A young horror fan has a burning question for aging b-movie filmmaker Landis Woodley, a question that has been rumored for over thirty years: Were actual corpses used in the film CADAVER?
In a nutshell, this is the premise surrounding the meat of Greg Kihn's HORROR SHOW, a book that takes the reader back to 1957 and into the lives of a ragtag group of misfits who were involved with Landis Woodley, b-movie filmmaker and Hollywood pariah, and the events that led to the making of Woodley's greatest achievement, CADAVER, as well as the horrific aftermath.

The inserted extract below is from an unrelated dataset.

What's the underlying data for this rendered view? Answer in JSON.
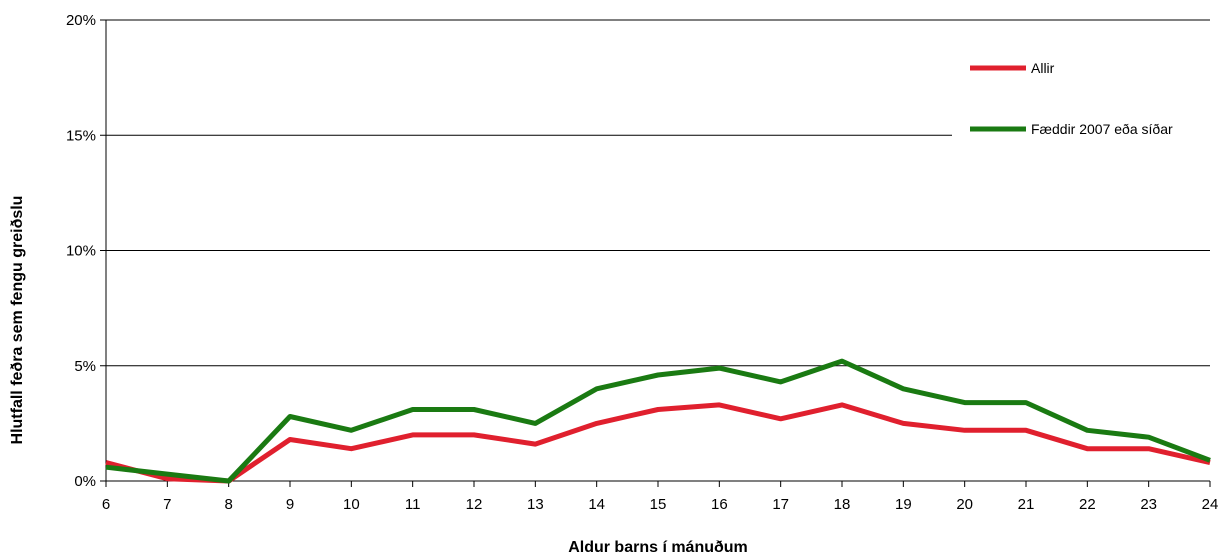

HORROR SHOW is one hell of a book, particularly for those who have a vested interest in old horror films, though I would argue than anyone who digs a good horror yarn will have a good time with this one. There are obvious and unabashed parallels with Ed Wood and his legacy (my guess is that Kihn gleaned a lot off of Tim Burton's excellent movie ED WOOD), but this isn't some kind of wannabe or ripoff. HORROR SHOW is an homage to those wonderfully awful drive-in movies from the fifties and sixties as well as the behind the scenes madness that went into filming those inglorious gems. I happen to be a huge fan of old horror films, so this book was absolutely enthralling. My only complaint would be that I was scratching my head at the end. Seems to me that Kihn left it open for a sequel. I'm not a fan of that sort of ending. Then again, the book was so damn cool that I found myself forgiving the weak ending and immediately ordering the next book Kihn had published at the time, BIG ROCK BEAT. Arrived in the mail the other day. I'm looking forward to reading it.